1. A ‘Bill of Data Rights’

A ‘Digital Charter’ could offer progress but it does not and will not offer citizens meaningful and enforceable rights. That's why Liam Byrne presented the Bill of Data Rights in the Digital Environment as an amendment in the Committee stage of the Data Protection Bill.

Bill of Data Rights in the Digital Environment -New Schedule 1

The UK recognises the following Data Rights:

Article 1 —Equality of Treatment Every data subject has the right to fair and equal treatment in the processing of his or her personal data.

Article 2 — Security Every data subject has the right to security and protection of their personal data and information systems. Access requests by government must be for the purpose of combating serious crime and subject to independent authorisation.

Article 3 — Free Expression Every data subject has the right to deploy his or her personal data in pursuit of their fundamental rights to freedom of expression, thought and conscience.

Article 4 — Equality of Access Every data subject has the right to access and participate in the digital environment on equal terms. Internet access should be open.

Article 5 — Privacy Every data subject has right to respect for their personal data and information systems and as part of his or her fundamental right to private and family life, home and communications.

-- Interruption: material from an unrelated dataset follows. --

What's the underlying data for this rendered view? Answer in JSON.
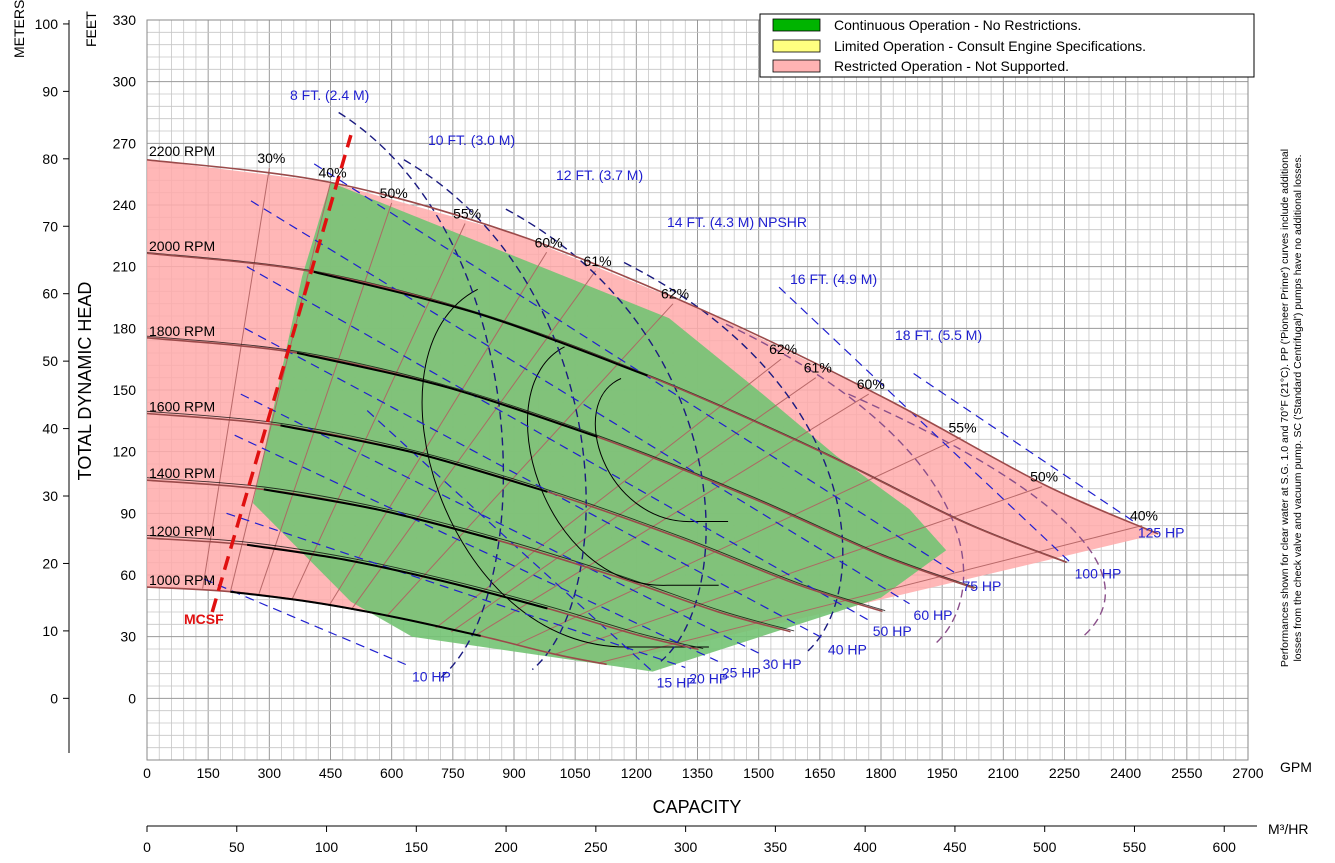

Article 6 — Ownership and Control Every data subject is entitled to know the purpose for which personal data is being processed to exercise his or her right to ownership. Government, corporations and data controllers must obtain meaningful consent for use of people’s personal data. Every data subject has the right to own and control his or her personal data. Every data subject is entitled to proportionate share of income or other benefit derived from his or her personal data as part of the right to own.

Article 7 — Algorithms Every data subject has the right to transparent and equal treatment in the processing of his or her personal data by an algorithm or automated system. Every data subject is entitled to meaningful human control in making significant decisions – algorithms and automated systems must not be deployed to make significant decisions.

Article 8 — Participation Every data subject has the right to deploy his or her personal data and information systems to communicate in pursuit of the fundamental right to freedom of association.

Article 9 — Protection Every data subject has the right to safety and protection from harassment and other targeting through use of personal data whether sexual, social or commercial.

Article 10 — Removal Every data subject is entitled to revise and remove their personal data. Compensation Breach of any right in this Bill will entitle the data subject to fair and equitable compensation under existing enforcement provisions. If none apply, the Centre for Data Ethics will establish and administer a compensation scheme to ensure just remedy for any breaches.

Application to Children

The application of these rights to a person less than 18 years of age must be read in conjunction with the rights set out in the United Nations Convention on the Rights of the Child.

Where an information society service processes data of persons less than 18 years of age it must do so under the age appropriate design code.” 

2. Better, more effective regulators

We also need to be ambitious for the institutions that enforce new rights. The Information Commissioner’s Office is the existing enforcement agency but it is not properly resourced.

Proposed new institutions, like the Centre for Data Ethics and Innovation, risk the same flaws. From what little we know about the Centre, it would lack any power to compel answers to reasonable questions, would have a budget of less than £10 million and would have an unknown membership with an unknown remit.

These proposals risk creating something that fails to inspire faith or trust. Any public body tasked with leading reform needs to be empowered, well-resourced and transparent.  Only then can it get down to the task of helping to build digital trust.

3. Conclusion 

Data is the lifeblood of today’s economy. 

The Data Protection Bill offers the perfect opportunity to consider how we want internet regulation to evolve and, more broadly, what sort of society we want to live in. If we get data protection and content regulation right, the UK could create an internet safety regime that becomes the envy of the world.